History Reads Book Club- From Slave to State Legislature: John W. E. Thomas Illinois’ First African American Lawmaker

All avid readers are welcome to join the Museum and Bloomington Public Library on Tuesday, November 2 at 7:00 p.m. for the final installment of the History Reads Book Club for 2021. We will meet online via Zoom to discuss From Slave to State Legislature: John W. E. Thomas Illinois’ First African American Lawmaker by David Joens. Visit bit.ly/historyreads110221 to register for this free, online discussion.
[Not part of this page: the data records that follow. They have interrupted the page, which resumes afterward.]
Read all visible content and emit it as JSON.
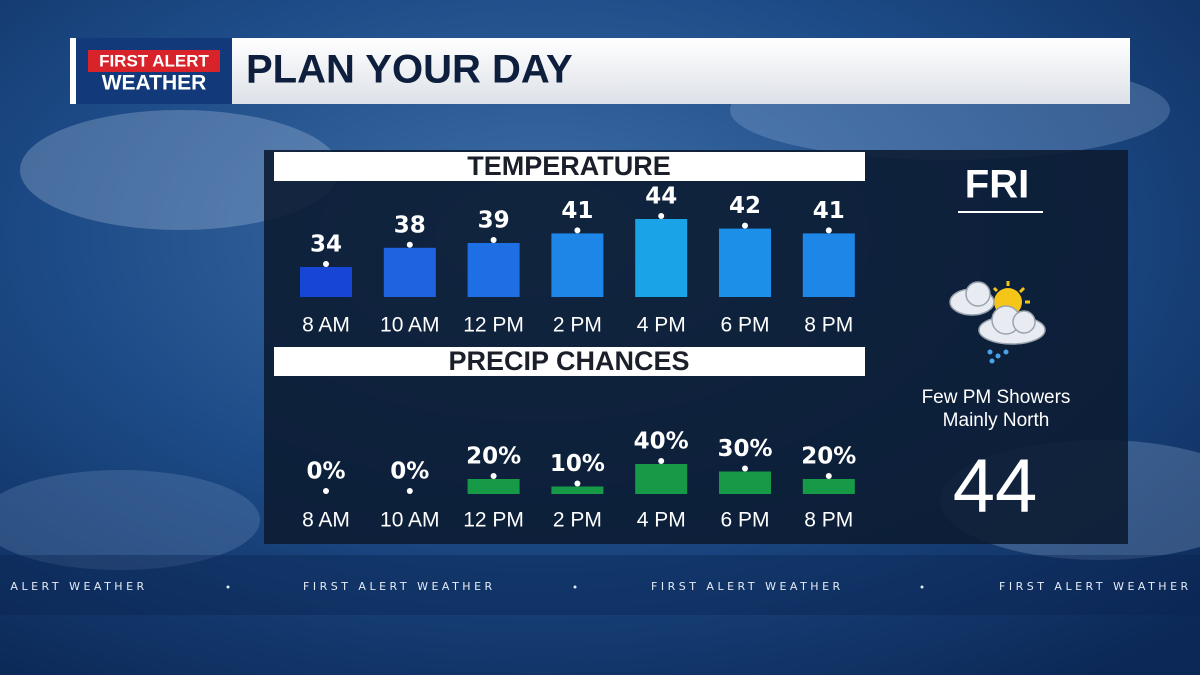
{
  "header": {
    "logo_top": "FIRST ALERT",
    "logo_bottom": "WEATHER",
    "title": "PLAN YOUR DAY"
  },
  "chart_data": [
    {
      "type": "bar",
      "title": "TEMPERATURE",
      "categories": [
        "8 AM",
        "10 AM",
        "12 PM",
        "2 PM",
        "4 PM",
        "6 PM",
        "8 PM"
      ],
      "values": [
        34,
        38,
        39,
        41,
        44,
        42,
        41
      ],
      "colors": [
        "#1746d6",
        "#1f63e0",
        "#1f6fe4",
        "#1e86e6",
        "#1aa3e6",
        "#1c8fe8",
        "#1e86e6"
      ]
    },
    {
      "type": "bar",
      "title": "PRECIP CHANCES",
      "categories": [
        "8 AM",
        "10 AM",
        "12 PM",
        "2 PM",
        "4 PM",
        "6 PM",
        "8 PM"
      ],
      "values": [
        0,
        0,
        20,
        10,
        40,
        30,
        20
      ],
      "value_labels": [
        "0%",
        "0%",
        "20%",
        "10%",
        "40%",
        "30%",
        "20%"
      ],
      "color": "#169a47"
    }
  ],
  "side": {
    "day": "FRI",
    "line1": "Few PM Showers",
    "line2": "Mainly North",
    "high": "44"
  },
  "ticker": "FIRST ALERT WEATHER"
}
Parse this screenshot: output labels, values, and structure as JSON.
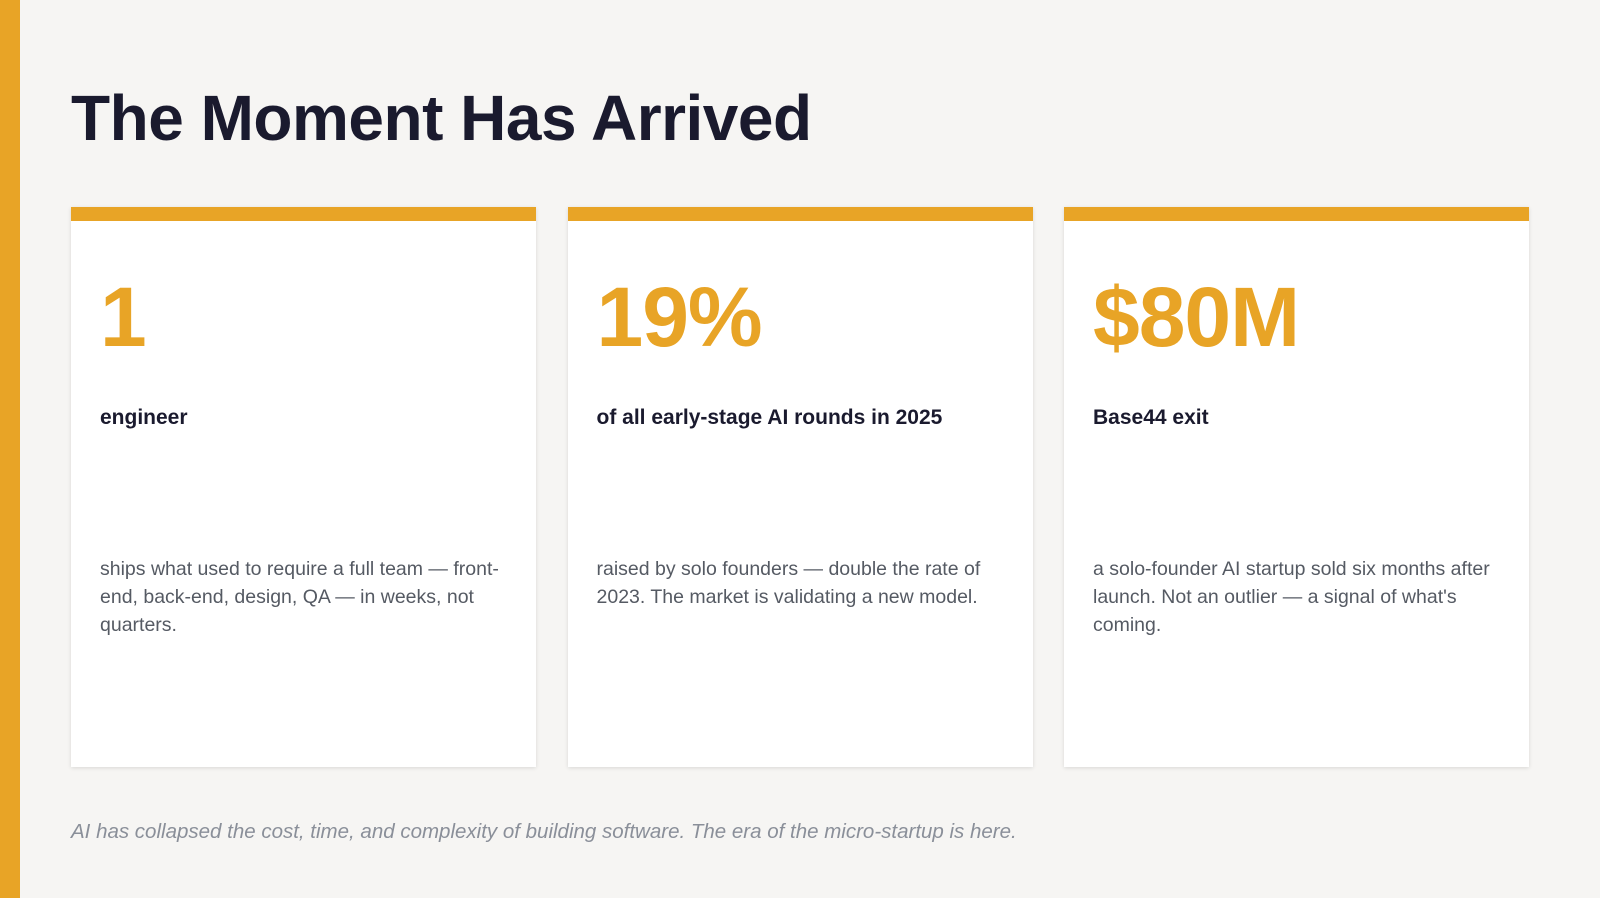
{
  "colors": {
    "accent": "#e8a426",
    "background": "#f6f5f3",
    "title": "#1a1a2e",
    "body_text": "#555a63",
    "footnote": "#8a8f99"
  },
  "slide": {
    "title": "The Moment Has Arrived",
    "footnote": "AI has collapsed the cost, time, and complexity of building software. The era of the micro-startup is here."
  },
  "cards": [
    {
      "value": "1",
      "label": "engineer",
      "description": "ships what used to require a full team — front-end, back-end, design, QA — in weeks, not quarters."
    },
    {
      "value": "19%",
      "label": "of all early-stage AI rounds in 2025",
      "description": "raised by solo founders — double the rate of 2023. The market is validating a new model."
    },
    {
      "value": "$80M",
      "label": "Base44 exit",
      "description": "a solo-founder AI startup sold six months after launch. Not an outlier — a signal of what's coming."
    }
  ]
}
As the first African American elected to the Illinois general assembly, John W. E. Thomas was the recognized leader of the state’s African American community for nearly twenty years and laid the groundwork for the success of future black leaders in Chicago politics. Despite his key role in the passage of Illinois’ first civil rights act and his commitment to improving his community against steep personal and political barriers, Thomas’s life and career have been long forgotten by historians and the public alike. This fascinating full-length biography—the first to address the full influence of Thomas or any black politician from Illinois during the Reconstruction Era—is also a pioneering effort to explain the dynamics of African American politics and divisions within the black community in post–Civil War Chicago.

In From Slave to State Legislator, David A. Joens traces Thomas’s trajectory from a slave owned by a doctor’s family in Alabama to a prominent attorney believed to be the wealthiest African American man in Chicago at the time of his death in 1899. Providing one of the few comprehensive looks at African Americans in Chicago during this period, Joens reveals how Thomas’s career represents both the opportunities available to African Americans in the postwar period and the limits still placed on them. When Thomas moved to Chicago in 1869, he started a grocery store, invested in real estate, and founded the first private school for African Americans before becoming involved in politics.

Joens cements Thomas’s legacy as a committed and conscientious lawmaker amid political and personal struggles. In revealing the complicated rivalries and competing ambitions that shaped black northern politics during the Reconstruction Era, Joens shows the long-term impact of Thomas’s friendship with other burgeoning African American political stars and his work to get more black representatives elected. The volume is enhanced by short biographies of other key Chicago African American politicians of the era.